Builder MartBuilding NewsHousing Economy

Homebuyers are scoring the biggest autumn discounts since 2019

The U.S. housing market showed signs of sluggishness this autumn, as the typical home sold for 1.4% below its final list price, the largest September discount in six years and spent 50 days on the market, the slowest pace since 2016. Buyers have gained negotiating power amid rising inventory and economic uncertainty, while sellers are increasingly adjusting expectations or pulling listings. Metrics reflecting competition, such as the share of homes selling above list price, sale-to-list-price ratios and the speed of sales, all fell to six-year lows, signaling a buyer-favored market. Despite this, median home prices rose 1.7% year over year to $435,545, marking the biggest increase in six months, as active listings began to slightly decline after peaking earlier in the year.
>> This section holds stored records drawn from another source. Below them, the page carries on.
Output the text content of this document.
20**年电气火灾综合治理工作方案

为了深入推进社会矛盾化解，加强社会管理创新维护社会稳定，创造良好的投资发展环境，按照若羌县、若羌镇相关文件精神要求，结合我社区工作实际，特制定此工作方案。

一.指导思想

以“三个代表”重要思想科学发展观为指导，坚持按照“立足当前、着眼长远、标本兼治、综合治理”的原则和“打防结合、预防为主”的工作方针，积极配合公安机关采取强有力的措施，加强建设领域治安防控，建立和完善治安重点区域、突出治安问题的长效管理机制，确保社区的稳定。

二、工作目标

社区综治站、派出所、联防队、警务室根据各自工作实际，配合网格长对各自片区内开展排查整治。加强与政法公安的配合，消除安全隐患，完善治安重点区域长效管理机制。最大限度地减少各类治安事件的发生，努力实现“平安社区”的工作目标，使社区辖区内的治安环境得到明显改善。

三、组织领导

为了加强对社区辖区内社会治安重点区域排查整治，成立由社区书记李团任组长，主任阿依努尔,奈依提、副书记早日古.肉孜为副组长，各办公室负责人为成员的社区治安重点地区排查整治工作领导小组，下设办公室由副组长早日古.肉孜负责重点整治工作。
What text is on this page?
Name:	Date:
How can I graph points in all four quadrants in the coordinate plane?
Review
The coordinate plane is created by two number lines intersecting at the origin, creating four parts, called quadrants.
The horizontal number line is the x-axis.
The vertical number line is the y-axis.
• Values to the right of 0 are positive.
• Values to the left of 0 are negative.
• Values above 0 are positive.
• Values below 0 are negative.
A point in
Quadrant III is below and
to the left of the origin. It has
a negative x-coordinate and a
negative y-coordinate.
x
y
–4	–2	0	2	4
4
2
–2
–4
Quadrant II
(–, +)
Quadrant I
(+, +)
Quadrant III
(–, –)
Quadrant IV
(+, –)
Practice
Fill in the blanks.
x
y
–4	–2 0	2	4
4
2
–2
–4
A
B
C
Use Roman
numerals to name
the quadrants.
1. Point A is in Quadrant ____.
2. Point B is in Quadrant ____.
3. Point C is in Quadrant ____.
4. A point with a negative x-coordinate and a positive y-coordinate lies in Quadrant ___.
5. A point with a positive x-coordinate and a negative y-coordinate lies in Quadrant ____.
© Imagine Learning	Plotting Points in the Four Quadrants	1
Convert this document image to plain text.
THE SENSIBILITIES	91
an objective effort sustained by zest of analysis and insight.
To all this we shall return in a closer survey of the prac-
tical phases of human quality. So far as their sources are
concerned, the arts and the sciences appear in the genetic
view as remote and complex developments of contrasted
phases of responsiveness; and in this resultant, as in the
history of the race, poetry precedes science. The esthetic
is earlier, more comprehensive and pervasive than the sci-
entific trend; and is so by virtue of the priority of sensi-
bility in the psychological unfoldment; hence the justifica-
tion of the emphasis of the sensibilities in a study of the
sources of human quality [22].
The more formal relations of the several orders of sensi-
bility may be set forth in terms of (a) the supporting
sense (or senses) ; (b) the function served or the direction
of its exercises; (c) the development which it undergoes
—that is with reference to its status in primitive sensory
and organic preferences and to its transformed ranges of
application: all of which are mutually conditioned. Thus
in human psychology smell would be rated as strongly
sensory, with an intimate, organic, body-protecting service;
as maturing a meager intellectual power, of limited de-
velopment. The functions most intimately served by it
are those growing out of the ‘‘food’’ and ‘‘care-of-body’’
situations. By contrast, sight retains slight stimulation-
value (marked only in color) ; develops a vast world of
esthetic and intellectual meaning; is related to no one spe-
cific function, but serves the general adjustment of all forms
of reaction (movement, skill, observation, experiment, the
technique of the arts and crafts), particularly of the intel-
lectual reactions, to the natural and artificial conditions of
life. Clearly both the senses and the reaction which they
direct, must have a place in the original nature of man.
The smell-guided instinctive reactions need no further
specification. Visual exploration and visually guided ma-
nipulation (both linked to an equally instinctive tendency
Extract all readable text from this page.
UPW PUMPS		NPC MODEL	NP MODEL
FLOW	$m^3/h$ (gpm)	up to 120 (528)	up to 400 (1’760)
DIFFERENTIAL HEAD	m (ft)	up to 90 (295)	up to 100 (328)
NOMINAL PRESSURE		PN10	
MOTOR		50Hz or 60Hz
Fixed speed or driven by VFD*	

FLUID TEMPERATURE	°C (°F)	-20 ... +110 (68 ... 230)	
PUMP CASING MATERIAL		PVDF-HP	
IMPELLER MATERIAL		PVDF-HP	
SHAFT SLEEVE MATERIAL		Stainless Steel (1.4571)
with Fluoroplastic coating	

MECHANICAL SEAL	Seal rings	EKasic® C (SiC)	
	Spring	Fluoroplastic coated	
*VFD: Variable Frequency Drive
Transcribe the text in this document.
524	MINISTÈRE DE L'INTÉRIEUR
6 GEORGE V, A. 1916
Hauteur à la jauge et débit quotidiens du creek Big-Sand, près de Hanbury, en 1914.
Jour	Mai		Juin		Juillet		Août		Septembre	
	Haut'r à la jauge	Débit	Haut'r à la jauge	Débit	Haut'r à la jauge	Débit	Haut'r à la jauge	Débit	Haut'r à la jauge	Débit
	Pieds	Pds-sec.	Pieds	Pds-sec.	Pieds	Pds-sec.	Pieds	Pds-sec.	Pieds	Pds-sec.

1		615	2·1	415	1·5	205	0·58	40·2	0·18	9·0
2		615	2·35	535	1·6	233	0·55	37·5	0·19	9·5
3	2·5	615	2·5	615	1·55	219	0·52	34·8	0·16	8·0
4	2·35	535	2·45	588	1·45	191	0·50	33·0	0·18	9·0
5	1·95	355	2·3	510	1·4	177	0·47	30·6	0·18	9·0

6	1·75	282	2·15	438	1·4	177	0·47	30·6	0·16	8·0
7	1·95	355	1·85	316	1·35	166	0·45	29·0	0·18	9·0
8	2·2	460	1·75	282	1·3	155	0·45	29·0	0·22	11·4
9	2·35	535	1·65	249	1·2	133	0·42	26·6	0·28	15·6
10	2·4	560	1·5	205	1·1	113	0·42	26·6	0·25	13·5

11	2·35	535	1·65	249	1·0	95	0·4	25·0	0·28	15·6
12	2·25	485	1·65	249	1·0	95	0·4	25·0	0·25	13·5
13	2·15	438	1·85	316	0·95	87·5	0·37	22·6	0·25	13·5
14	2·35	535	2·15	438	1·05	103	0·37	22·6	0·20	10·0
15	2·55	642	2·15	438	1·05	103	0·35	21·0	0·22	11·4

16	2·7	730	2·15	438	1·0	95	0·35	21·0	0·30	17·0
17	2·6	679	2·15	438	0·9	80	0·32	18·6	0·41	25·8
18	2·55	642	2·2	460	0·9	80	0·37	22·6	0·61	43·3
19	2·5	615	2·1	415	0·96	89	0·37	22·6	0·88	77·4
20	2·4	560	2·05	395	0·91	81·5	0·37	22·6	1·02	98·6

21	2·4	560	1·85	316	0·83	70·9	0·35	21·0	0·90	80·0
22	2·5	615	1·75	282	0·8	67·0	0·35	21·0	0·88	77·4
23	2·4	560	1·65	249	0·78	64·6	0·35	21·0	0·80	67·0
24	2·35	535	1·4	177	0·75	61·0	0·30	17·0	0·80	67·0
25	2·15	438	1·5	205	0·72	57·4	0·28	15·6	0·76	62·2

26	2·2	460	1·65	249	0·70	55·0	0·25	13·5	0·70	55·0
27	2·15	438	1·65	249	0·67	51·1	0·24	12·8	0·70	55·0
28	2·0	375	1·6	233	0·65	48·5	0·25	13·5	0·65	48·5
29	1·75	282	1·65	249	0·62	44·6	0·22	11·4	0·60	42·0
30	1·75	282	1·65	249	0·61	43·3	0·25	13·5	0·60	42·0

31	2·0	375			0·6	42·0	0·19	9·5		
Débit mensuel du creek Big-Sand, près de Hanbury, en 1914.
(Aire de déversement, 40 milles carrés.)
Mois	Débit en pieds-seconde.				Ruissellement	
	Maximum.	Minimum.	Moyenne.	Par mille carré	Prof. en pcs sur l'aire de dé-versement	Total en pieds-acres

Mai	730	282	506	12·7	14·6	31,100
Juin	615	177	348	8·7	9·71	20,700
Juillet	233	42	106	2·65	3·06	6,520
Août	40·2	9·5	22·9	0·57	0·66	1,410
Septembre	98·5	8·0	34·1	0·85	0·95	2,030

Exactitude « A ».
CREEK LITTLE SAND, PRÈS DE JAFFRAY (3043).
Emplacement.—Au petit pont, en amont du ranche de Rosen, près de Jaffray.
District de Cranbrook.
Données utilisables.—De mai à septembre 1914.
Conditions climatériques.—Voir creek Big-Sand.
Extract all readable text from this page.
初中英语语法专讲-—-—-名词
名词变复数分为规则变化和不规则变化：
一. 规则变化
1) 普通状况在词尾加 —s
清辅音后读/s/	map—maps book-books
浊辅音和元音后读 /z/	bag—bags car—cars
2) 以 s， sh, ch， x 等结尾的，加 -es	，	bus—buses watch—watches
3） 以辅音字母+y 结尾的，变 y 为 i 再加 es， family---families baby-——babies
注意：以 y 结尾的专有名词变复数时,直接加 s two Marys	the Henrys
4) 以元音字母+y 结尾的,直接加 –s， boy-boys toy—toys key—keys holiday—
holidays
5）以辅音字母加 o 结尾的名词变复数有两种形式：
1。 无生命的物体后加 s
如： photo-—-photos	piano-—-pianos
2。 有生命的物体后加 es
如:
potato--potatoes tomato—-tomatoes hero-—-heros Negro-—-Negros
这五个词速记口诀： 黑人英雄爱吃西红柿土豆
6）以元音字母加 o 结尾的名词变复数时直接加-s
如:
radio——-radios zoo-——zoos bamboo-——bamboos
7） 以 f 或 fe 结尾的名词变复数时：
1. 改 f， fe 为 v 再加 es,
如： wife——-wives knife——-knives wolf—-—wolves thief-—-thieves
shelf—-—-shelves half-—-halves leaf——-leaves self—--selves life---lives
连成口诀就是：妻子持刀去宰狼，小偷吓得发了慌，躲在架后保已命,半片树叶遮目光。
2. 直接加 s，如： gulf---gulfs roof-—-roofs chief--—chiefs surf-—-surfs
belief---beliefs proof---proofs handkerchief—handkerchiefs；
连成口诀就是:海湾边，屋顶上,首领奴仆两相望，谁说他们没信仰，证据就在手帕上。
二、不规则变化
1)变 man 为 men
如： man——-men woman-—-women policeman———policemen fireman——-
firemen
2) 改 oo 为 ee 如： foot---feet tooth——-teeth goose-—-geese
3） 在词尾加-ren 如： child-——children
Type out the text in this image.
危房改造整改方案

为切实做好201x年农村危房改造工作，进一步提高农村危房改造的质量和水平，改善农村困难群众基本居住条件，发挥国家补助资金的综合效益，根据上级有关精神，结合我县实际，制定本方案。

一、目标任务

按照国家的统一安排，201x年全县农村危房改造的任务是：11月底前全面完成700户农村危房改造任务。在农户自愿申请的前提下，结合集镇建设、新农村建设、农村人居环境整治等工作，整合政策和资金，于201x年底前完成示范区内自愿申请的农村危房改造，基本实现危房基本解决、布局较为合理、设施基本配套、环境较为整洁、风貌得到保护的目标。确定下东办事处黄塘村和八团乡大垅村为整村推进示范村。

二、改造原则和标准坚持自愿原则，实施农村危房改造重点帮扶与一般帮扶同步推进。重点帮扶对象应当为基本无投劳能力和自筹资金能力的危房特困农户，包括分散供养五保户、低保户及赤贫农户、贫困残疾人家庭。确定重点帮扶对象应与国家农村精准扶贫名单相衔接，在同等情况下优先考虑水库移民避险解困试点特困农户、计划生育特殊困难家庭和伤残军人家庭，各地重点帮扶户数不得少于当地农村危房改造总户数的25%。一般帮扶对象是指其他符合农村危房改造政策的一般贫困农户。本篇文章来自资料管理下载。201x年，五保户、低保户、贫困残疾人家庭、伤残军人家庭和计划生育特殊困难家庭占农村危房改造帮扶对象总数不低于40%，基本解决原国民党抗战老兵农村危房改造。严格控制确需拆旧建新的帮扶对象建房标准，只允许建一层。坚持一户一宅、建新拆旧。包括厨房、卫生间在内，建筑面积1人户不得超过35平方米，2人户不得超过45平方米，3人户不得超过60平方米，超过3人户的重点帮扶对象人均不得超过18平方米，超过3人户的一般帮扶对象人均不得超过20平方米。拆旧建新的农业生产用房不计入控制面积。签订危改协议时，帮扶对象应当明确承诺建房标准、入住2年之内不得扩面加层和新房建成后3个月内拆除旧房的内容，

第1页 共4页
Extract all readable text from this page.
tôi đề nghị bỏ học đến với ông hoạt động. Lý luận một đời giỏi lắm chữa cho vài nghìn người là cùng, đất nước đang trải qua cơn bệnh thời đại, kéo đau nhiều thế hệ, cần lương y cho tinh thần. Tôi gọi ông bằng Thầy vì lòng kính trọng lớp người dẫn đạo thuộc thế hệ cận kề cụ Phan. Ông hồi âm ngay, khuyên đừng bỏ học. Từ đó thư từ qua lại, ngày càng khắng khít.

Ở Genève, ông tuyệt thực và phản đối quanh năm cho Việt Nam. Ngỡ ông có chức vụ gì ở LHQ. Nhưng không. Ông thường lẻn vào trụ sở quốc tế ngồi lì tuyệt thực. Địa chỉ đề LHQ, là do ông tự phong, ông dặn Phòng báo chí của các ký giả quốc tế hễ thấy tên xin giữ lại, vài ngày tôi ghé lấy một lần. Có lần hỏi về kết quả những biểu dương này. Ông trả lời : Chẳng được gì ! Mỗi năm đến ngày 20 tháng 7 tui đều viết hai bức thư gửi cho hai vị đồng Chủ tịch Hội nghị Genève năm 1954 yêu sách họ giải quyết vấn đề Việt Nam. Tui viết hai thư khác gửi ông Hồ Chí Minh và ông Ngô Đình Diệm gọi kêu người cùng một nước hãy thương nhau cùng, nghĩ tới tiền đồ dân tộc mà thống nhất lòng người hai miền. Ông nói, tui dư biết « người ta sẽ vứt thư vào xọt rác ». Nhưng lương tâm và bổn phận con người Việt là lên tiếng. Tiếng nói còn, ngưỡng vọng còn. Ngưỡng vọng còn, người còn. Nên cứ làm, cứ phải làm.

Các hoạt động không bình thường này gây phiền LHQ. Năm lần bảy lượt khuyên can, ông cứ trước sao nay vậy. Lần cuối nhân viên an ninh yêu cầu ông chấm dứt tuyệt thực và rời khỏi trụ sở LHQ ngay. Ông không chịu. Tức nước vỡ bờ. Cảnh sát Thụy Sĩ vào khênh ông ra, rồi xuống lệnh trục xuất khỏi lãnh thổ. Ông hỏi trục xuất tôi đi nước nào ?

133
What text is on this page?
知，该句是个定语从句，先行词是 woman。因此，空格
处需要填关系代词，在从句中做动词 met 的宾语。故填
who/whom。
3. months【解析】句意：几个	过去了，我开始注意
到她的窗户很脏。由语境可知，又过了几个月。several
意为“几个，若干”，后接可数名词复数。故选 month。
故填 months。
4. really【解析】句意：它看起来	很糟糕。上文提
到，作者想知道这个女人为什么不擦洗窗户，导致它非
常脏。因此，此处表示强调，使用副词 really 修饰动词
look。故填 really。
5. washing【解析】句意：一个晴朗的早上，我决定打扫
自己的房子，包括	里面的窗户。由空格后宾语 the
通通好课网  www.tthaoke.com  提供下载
While existing-home sales reached the highest level in eight months, pending sales, a more current measure of demand, fell from both the prior month and a year earlier, showing that buyer activity remains cautious. Lower mortgage rates, averaging 6.35% in September, may have supported recent sales, but the gap between buyers and sellers remains wide, with 36.7% more sellers than active buyers. Many prospective buyers still struggle to reconcile their expectations with higher costs, including elevated rates, insurance and property taxes, giving them leverage in negotiations. Overall, the market is balancing rising prices with slower sales and greater buyer discretion, reflecting a period of adjustment after years of high competition.